Before creating Boilerplate, we tried a number of other project generators, but none of them met all of our requirements. We list these alternatives below as a thank you to the creators of those projects for inspiring many of the ideas in Boilerplate and so you can try out other projects if Boilerplate doesn't work for you:

  • yeoman: Project generator written in JavaScript. Good UI and huge community. However, very focused on generating web projects, and creating new generators is complicated and built around NPM. Not clear if it supports non-interactive mode.
  • plop: Project generator written in JavaScript. Good UI and templating features. Does not support non-interactive mode.
  • giter8: Project generator written in Scala. A good option if you're already using the JVM (e.g. you're generating a Scala project), but too long of a startup time (due to all the jars it needs to download) if you're not.
  • plate: Project generator written in Go. Many of the ideas for boilerplate came from this tool. Does not support non-interactive mode and has not been updated in 2+ years.
  • generator-yoga: Project generator written in JavaScript. Supports templating for file copy and file contents. Interop with Yeoman. Does not support non-interactive mode.
  • hugo: Static website generator written in Go. Uses Go templates. Very focused on generating websites, HTML, themes, etc, and doesn't support interactive prompts, so it's not a great fit for other types of project generation.
  • jekyll: Static website generator written in Ruby. Huge community. Very focused on generating websites, HTML, themes, etc, and doesn't support interactive prompts, so it's not a great fit for other types of project generation.
  • play-doc: Documentation generator used by the Play Framework that allows code snippets to be loaded from external files. Great for ensuring the code snippets in your docs are from files that are compiled and tested, but does not work as a general-purpose project generator.

TODO

  1. Add support for using Go template syntax in the paths of files so they can be copied dynamically.

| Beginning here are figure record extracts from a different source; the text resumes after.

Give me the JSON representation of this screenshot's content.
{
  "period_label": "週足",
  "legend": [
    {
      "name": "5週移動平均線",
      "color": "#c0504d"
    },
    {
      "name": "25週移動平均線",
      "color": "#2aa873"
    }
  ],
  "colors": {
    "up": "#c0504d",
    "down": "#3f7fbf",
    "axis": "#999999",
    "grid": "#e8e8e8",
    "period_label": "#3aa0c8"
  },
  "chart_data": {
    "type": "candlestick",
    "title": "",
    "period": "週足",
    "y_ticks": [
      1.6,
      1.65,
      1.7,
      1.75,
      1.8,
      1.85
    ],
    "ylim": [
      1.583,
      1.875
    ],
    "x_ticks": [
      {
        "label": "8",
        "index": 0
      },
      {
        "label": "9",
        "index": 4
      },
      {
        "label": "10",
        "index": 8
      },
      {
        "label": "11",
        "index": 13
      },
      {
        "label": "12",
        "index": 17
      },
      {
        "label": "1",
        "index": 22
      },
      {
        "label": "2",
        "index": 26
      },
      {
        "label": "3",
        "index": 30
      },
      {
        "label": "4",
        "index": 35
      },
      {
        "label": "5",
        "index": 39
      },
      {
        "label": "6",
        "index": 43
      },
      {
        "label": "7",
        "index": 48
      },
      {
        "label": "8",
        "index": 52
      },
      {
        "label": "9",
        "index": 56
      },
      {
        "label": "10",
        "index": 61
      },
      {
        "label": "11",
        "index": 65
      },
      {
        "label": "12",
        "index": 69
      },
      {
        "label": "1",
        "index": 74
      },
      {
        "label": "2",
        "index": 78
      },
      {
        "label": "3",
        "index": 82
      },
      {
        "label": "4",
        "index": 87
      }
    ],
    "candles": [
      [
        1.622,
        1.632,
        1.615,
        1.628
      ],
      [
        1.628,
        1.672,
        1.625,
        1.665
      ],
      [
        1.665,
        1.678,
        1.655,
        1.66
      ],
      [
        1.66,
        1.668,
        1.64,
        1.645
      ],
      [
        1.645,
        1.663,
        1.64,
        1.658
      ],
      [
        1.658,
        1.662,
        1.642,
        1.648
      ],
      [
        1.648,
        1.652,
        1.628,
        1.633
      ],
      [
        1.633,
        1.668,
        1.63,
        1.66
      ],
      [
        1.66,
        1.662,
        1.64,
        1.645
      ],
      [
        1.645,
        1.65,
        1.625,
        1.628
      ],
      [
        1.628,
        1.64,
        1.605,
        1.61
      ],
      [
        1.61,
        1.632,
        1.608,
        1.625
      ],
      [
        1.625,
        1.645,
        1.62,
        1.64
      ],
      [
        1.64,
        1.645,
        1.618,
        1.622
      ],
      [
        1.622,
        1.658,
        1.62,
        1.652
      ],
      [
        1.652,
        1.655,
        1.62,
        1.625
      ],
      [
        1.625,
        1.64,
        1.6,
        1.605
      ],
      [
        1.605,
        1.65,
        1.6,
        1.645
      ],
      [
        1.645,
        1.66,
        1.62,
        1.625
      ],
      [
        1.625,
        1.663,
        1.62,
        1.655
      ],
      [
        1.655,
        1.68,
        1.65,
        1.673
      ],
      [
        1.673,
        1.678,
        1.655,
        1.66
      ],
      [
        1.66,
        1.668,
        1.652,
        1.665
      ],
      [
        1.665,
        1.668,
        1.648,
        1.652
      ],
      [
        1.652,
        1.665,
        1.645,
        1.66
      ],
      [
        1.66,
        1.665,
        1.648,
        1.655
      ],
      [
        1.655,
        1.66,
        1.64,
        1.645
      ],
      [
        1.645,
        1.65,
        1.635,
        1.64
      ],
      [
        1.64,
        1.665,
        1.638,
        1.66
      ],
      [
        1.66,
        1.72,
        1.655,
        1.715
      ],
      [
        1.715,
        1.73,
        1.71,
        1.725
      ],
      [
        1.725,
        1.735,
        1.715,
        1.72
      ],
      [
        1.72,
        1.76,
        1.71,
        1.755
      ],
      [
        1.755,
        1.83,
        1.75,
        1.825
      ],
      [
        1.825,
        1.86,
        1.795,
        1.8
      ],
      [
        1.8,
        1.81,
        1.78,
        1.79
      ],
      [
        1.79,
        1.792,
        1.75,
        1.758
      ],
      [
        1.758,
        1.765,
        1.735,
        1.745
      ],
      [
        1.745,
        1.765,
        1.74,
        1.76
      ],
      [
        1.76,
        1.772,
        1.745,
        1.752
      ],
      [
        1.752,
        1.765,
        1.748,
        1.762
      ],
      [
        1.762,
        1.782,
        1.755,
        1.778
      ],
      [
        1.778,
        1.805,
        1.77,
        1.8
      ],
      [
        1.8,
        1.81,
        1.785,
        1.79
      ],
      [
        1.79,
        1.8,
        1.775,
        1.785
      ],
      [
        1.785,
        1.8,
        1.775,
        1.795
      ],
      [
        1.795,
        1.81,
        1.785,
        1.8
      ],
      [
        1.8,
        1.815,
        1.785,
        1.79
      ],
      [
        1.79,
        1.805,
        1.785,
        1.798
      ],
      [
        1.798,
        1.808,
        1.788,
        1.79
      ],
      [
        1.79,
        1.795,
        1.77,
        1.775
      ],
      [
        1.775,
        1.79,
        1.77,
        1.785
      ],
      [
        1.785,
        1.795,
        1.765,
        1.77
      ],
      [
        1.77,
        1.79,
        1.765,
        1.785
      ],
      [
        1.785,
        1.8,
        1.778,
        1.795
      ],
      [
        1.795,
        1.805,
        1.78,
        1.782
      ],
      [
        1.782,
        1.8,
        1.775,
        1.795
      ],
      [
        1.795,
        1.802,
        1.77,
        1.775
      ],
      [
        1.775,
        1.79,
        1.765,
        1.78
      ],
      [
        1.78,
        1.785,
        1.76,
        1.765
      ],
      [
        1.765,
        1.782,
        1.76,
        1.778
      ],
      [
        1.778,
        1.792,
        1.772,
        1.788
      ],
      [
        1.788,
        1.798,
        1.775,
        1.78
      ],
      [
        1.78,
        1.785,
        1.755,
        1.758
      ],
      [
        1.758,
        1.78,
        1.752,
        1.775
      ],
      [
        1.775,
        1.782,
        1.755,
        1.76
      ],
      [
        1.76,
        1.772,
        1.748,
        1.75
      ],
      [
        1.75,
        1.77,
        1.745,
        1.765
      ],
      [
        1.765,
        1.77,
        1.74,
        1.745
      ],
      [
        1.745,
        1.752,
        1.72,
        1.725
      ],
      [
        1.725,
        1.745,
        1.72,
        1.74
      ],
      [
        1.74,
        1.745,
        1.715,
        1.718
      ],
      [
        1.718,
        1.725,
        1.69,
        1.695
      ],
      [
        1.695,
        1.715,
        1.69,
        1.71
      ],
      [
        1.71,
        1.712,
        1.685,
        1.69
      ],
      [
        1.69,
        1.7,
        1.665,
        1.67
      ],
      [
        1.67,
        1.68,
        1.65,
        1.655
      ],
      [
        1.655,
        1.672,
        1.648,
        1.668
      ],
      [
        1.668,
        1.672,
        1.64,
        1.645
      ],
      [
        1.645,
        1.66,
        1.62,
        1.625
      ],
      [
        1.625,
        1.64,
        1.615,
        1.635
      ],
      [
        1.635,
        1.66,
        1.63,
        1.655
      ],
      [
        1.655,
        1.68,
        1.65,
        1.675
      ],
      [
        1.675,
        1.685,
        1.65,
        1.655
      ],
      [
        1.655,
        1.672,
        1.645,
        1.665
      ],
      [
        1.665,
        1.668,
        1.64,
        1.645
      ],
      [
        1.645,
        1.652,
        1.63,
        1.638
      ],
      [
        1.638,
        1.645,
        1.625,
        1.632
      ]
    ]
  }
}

  2. Add support for callbacks. For example, a start callback called just after Boilerplate gathers all variables but before it starts generating; an file callback called for each file and folder Boilerplate processes; and an end callback called after project generation is finished. The callbacks could be defined as simple shell commands in boilerplate.yml:

    variables:
      - name: foo
      - name: bar
    
    callbacks:
      start: echo "Boilerplate is generating files to $2 from templates in $1"
      file: echo "Boilerplate is processing file $1"
      end: echo "Boilerplate finished generating files in $2 from templates in $1"
    
  3. Support a list of ignore files in boilerplate.yml or even a .boilerplate-ignore file for files that should be skipped over while generating code.

  4. Consider supporting different types for variables. Currently, all variables are strings, but there may be value in specifying a type in boilerplate.yml. Useful types: string, int, bool, float, list, map.